Sourdough Bread sits in an awkward place online. Search for it and you get either product affiliate links or gatekeeping, with very little in between. This is a quiet attempt at the in-between: a small site about doing sourdough bread at a sensible level, by someone who has been feeding long enough to know which advice survives contact with reality.
The most useful place to start is hydration. Get that right and most of the common beginner problems disappear. autolyse is the next thing worth your attention. Beyond that, the rest is fine-tuning.
Autolyse
Autolyse is the area of sourdough bread where habits form fastest, both good and bad. After three or four sessions of doing autolyse a particular way, your hands stop thinking about it and the pattern becomes automatic. Re-learning a bad habit later takes weeks. It is worth being a bit careful at the start, even if it slows you down.
The way to be careful is not to be perfect; it is to be consistent. Pick one approach to autolyse and stick with it for ten sessions before changing anything. If something is not working after ten sessions, then experiment. Switching after every session is the surest way to never get good at any approach.
Hydration
Hydration comes up sooner than most beginners expect. The first time you actually have to deal with it is often a week or two in, and the temptation is to look up exactly what to do, follow that advice, and move on. The trouble is that hydration responds to the specifics of your situation more than most other parts of sourdough bread, and generic advice tends to almost work and then slowly stop working.
A more durable approach: understand what hydration is for, not just what to do about it. Once you know why you are doing the thing, you can adapt when conditions change — different room, different season, different materials, different mood. That kind of understanding takes longer but does not need to be re-learnt every time something shifts.

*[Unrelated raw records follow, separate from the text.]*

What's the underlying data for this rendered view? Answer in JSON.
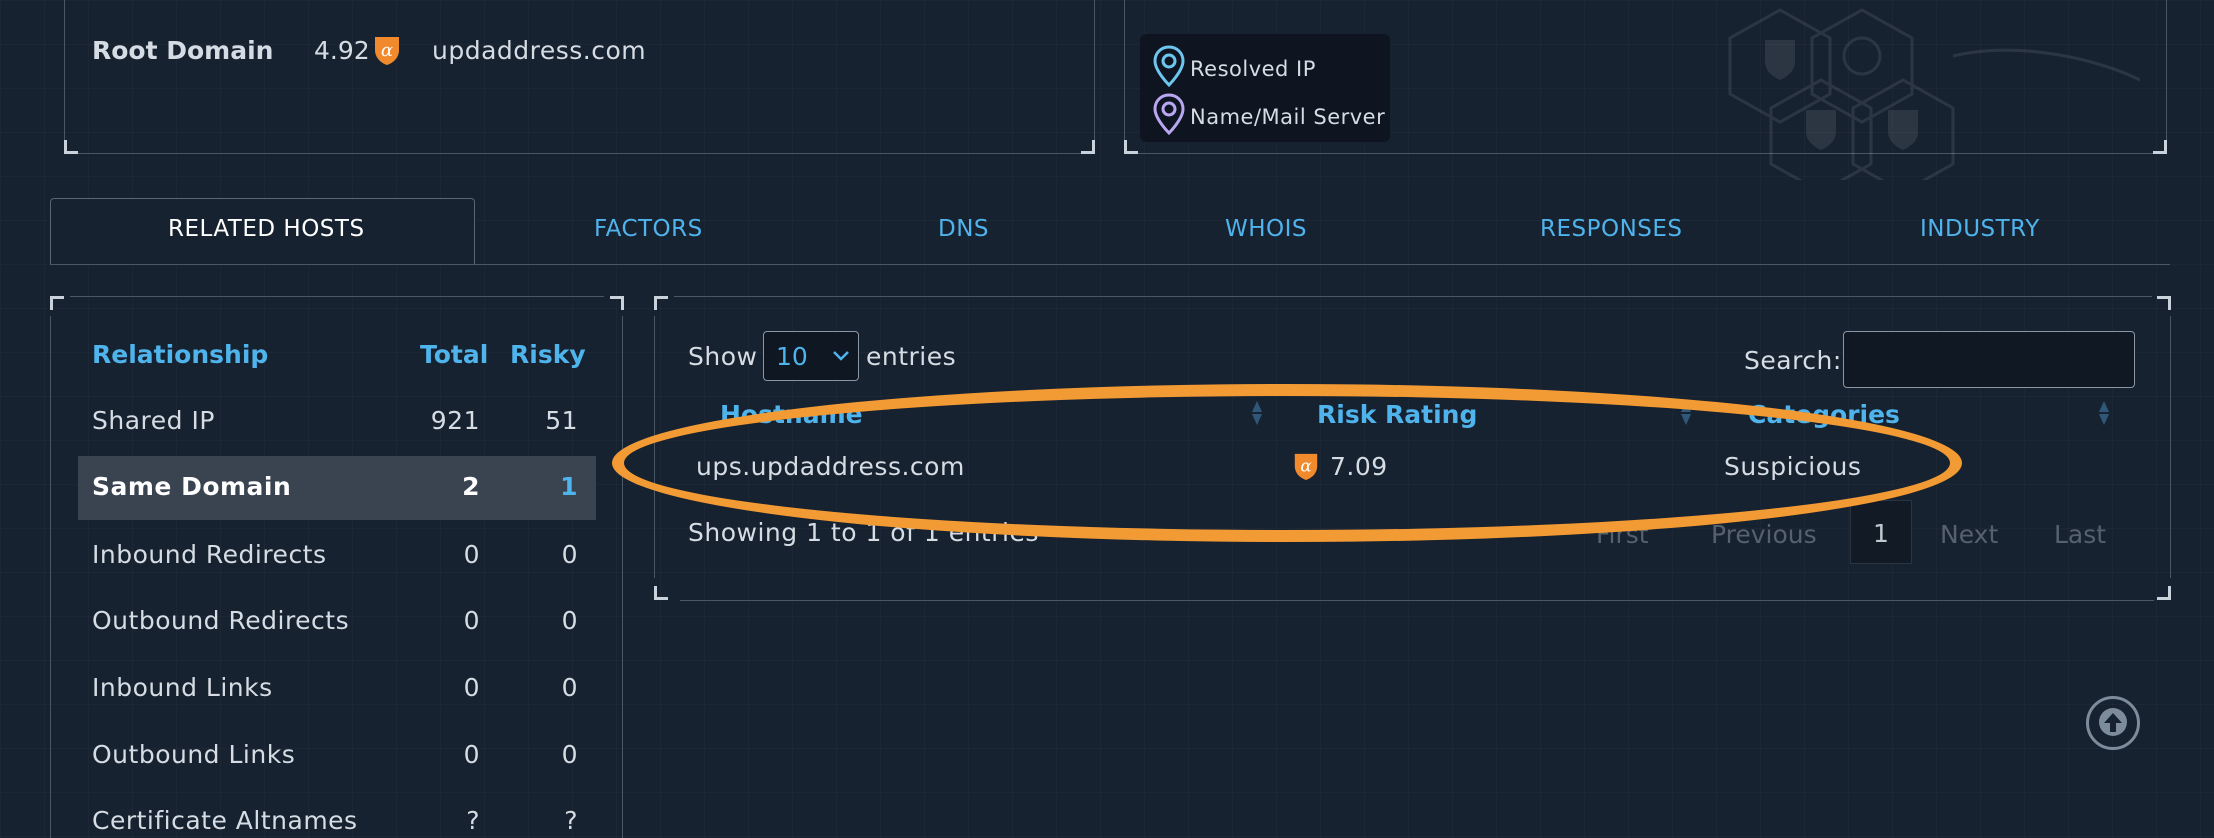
{
  "summary": {
    "root_label": "Root Domain",
    "root_score": "4.92",
    "root_domain": "updaddress.com"
  },
  "legend": {
    "items": [
      {
        "label": "Resolved IP",
        "color": "#6ec6f0"
      },
      {
        "label": "Name/Mail Server",
        "color": "#b9a7f2"
      }
    ]
  },
  "tabs": [
    {
      "label": "RELATED HOSTS"
    },
    {
      "label": "FACTORS"
    },
    {
      "label": "DNS"
    },
    {
      "label": "WHOIS"
    },
    {
      "label": "RESPONSES"
    },
    {
      "label": "INDUSTRY"
    }
  ],
  "relationships": {
    "headers": {
      "relationship": "Relationship",
      "total": "Total",
      "risky": "Risky"
    },
    "rows": [
      {
        "label": "Shared IP",
        "total": "921",
        "risky": "51"
      },
      {
        "label": "Same Domain",
        "total": "2",
        "risky": "1"
      },
      {
        "label": "Inbound Redirects",
        "total": "0",
        "risky": "0"
      },
      {
        "label": "Outbound Redirects",
        "total": "0",
        "risky": "0"
      },
      {
        "label": "Inbound Links",
        "total": "0",
        "risky": "0"
      },
      {
        "label": "Outbound Links",
        "total": "0",
        "risky": "0"
      },
      {
        "label": "Certificate Altnames",
        "total": "?",
        "risky": "?"
      }
    ]
  },
  "hosts_table": {
    "show_label": "Show",
    "entries_value": "10",
    "entries_label": "entries",
    "search_label": "Search:",
    "search_value": "",
    "headers": {
      "hostname": "Hostname",
      "risk_rating": "Risk Rating",
      "categories": "Categories"
    },
    "rows": [
      {
        "hostname": "ups.updaddress.com",
        "risk_rating": "7.09",
        "category": "Suspicious"
      }
    ],
    "info": "Showing 1 to 1 of 1 entries",
    "pagination": {
      "first": "First",
      "previous": "Previous",
      "current": "1",
      "next": "Next",
      "last": "Last"
    }
  },
  "colors": {
    "accent": "#4fb3ec",
    "highlight_ring": "#f29a33",
    "alpha_badge": "#f08a2c"
  }
}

Starter Care without the fuss
Crumb Structure
Crumb Structure is the part of sourdough bread that gives the most trouble to newcomers, and also the part that improves the fastest with deliberate attention. A few weeks spent on crumb structure carefully — rather than rushing to the next thing — usually outperforms months of unfocused practice. The improvement is not glamorous and rarely shows up in a finished result anyone else would notice, but it is what separates a frustrating hobby from a satisfying one.
The rule of thumb: if something feels off and you cannot say why, the answer is almost certainly in crumb structure. Slow down, observe, and only change one variable at a time. Keep brief notes if you can. After a few sessions you will start spotting patterns that were invisible at the start, and crumb structure will stop being a problem.
Baking Vessels
A useful exercise: write down everything you currently do for baking vessels from memory, without looking anything up. Then do the same thing tomorrow without referring to today's notes. The differences between the two lists tell you which parts of your baking vessels routine are reflexive and which are still being figured out. The reflexive parts are where habits have set; the inconsistent parts are where deliberate attention will pay off.
Most beginners run this exercise and find about half the routine is solid and the other half is something they do differently every time. That is normal — and a clear map of where to focus next. Approach baking vessels with that map in mind for a few weeks and the inconsistent half will steady up.
That covers the basics. Beyond this, sourdough bread opens up in different directions for different people — some go deep on crumb structure, some on starter care, some discover an area not covered here at all. All of those are fine. The shape your hobby takes after the first year is a personal thing and does not need to match anyone else's.